The second reason laid out in the analysis is because of the tiered voting structure.
A source told ZDNet that in Nasscom's six categories of membership, "A" members have six votes, which gradually drops to one vote for "F" members.
Membership is determined by revenues so the A, B, and C members generate more money than their D, E, and F brethren.
The document explains that while big companies in the A, B, and C categories constitute only 28 percent of the overall membership, they generate over half the votes.
To address this imbalance, the document argued that at least 50 percent of D, E, and F members would have to collectively vote for a slate of ten small companies--an impossible task because candidates can't canvass votes.
SMB representation missing?
In the two most recent elections, no SMBs or start-ups were elected to the Nasscom executive council.
Gupta said 582 members--70 percent of them SMBs--voted last week, reiterating information from an earlier press release.

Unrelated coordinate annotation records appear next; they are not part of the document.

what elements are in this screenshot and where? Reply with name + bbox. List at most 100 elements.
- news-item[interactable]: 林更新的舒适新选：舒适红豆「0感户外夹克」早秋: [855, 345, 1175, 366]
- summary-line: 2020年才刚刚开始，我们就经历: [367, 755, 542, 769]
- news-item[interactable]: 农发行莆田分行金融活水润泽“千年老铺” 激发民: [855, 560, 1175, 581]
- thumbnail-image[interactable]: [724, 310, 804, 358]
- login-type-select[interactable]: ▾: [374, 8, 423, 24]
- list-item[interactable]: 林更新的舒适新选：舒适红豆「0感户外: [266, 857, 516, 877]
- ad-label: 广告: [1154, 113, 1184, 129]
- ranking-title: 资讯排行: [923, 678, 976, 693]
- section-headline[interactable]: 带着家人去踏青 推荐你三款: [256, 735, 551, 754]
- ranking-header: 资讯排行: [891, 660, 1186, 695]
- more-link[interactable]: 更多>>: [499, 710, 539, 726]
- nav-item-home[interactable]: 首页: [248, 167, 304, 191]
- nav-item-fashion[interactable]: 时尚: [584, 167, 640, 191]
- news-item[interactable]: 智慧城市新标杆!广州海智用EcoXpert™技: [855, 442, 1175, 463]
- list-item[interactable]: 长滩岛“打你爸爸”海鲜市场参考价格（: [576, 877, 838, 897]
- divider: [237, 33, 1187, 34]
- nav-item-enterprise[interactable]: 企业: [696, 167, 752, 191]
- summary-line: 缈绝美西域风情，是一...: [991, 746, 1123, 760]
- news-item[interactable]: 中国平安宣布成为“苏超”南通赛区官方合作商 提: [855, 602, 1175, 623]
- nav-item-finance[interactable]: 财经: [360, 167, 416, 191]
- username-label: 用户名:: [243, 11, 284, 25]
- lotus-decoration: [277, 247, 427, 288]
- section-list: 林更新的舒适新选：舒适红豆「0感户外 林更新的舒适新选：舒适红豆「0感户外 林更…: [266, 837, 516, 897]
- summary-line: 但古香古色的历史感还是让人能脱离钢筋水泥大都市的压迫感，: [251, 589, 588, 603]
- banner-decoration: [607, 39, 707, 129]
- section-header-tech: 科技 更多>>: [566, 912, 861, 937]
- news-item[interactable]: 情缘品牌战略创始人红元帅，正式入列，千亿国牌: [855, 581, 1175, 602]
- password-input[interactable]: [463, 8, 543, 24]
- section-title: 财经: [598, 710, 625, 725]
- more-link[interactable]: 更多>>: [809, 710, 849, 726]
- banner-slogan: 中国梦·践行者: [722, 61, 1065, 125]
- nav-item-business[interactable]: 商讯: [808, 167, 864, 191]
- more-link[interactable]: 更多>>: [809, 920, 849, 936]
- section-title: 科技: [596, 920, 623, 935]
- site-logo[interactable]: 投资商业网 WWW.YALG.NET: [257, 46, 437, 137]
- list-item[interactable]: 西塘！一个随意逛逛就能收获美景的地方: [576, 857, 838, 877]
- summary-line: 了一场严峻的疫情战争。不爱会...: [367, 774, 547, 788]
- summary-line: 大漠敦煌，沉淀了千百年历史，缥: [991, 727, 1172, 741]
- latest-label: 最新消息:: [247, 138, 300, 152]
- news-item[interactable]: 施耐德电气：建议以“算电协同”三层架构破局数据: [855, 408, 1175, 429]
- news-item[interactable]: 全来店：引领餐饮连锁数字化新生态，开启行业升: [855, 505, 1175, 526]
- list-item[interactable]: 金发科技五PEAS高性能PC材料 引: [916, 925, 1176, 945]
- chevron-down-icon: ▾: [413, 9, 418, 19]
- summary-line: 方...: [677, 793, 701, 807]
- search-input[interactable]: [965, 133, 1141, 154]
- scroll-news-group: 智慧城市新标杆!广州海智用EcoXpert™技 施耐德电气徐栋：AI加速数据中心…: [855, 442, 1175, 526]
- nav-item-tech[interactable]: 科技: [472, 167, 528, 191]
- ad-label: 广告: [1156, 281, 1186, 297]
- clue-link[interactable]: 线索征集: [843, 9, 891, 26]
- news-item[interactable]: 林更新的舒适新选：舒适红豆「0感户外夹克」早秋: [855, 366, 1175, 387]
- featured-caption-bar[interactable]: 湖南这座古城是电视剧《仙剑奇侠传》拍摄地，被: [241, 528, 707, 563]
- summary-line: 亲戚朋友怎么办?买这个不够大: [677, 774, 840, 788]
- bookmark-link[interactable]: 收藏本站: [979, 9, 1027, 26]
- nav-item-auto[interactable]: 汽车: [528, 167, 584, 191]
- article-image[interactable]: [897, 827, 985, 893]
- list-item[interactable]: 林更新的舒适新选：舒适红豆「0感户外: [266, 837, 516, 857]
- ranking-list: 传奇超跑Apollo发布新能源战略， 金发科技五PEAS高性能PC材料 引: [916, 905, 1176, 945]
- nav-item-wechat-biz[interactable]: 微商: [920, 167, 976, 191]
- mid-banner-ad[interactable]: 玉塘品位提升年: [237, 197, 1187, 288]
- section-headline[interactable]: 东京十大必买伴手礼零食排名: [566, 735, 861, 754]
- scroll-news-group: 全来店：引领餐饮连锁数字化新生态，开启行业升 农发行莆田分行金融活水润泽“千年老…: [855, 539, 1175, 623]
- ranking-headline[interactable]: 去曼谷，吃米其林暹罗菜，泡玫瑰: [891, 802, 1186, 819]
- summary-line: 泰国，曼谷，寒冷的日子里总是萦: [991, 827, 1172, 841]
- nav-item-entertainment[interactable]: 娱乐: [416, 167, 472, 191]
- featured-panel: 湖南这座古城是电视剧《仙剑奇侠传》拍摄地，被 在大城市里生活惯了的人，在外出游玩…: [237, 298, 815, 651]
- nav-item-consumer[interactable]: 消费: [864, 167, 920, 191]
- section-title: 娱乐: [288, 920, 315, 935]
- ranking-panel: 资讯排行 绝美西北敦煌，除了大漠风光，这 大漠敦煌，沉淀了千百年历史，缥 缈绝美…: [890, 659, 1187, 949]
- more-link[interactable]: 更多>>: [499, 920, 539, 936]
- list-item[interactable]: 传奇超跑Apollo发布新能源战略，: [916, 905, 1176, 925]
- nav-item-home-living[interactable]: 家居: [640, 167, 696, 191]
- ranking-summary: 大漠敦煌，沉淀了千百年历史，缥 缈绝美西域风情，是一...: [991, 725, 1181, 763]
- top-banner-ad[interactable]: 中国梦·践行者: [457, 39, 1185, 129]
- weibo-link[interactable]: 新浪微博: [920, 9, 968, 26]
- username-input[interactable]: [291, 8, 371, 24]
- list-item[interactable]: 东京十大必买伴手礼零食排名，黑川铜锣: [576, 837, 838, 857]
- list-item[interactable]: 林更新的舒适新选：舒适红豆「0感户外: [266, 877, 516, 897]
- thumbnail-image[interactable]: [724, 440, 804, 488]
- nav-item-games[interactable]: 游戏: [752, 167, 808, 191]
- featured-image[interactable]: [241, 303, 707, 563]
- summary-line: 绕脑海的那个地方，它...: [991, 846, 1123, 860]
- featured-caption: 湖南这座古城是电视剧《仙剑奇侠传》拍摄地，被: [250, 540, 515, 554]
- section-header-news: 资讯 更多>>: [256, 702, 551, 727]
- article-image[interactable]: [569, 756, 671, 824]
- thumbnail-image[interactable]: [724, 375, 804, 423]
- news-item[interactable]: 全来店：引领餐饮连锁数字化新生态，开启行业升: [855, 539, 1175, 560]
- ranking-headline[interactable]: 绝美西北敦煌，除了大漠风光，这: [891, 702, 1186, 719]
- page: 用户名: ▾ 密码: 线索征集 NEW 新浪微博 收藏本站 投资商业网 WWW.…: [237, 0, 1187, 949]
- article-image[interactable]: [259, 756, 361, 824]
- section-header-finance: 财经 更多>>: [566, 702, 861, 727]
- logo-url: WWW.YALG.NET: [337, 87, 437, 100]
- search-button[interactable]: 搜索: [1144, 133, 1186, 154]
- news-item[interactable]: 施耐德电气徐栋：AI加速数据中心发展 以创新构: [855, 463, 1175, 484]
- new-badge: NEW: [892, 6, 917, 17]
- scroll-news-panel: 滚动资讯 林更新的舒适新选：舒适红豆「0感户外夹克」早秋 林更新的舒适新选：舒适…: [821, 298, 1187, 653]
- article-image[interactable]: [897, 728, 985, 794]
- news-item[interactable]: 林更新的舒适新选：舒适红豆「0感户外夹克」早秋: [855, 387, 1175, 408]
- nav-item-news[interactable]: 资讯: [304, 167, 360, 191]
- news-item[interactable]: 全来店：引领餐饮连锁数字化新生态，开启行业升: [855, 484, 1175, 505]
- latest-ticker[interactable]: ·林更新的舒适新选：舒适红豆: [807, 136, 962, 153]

She pointed out there would have been an SMB representative if all smaller companies had chosen to pick one.
"Small companies, many of them may feel their interests would be better served through these larger companies, who are not representing themselves but representing an industry," she explained.
An industry source explained the stacked voting structure was an obstacle against some of India's more successful product software startups.
"Product companies usually have valuations that are five to ten times the size of their revenues while services companies are usually one and a half times revenue, so the current system penalizes product companies in the number of votes. The bigger revenue, higher membership category, more votes," said the source.
Manish Bahl, Forrester vice-president and country manager for India, called on Nasscom to release more information.
"It would be helpful if Nasscom can provide more details on the voting process to provide greater transparency which will help everyone understand the reasoning behind SMEs voting for larger companies," Bahl said, in comments emailed to ZDNet.
Nasscom's Gupta downplayed the importance of the elections, and said smaller companies can also be appointed to the EC via soon-to-be-formed industry-focused groups, targeting e-commerce and mobile.
"The entire objective of creating vertical councils is to ensure there's broad-based representation. It ensures there's not one EC that's responsible for everything that Nasscom does," said Gupta.
"The [reorganization] work has already started and we're in the process of creating the councils and recruiting the staff. Not everything will be done now, and there are different priorities."
However, she dismissed questions about what would be first in line.
"We will share that information when we're ready," the Nascomm executive said.
She was non-commital when asked whether the voting rules would be changed before the next elections in 2015.
"During the next two years we will review what, if any, changes are needed," she said.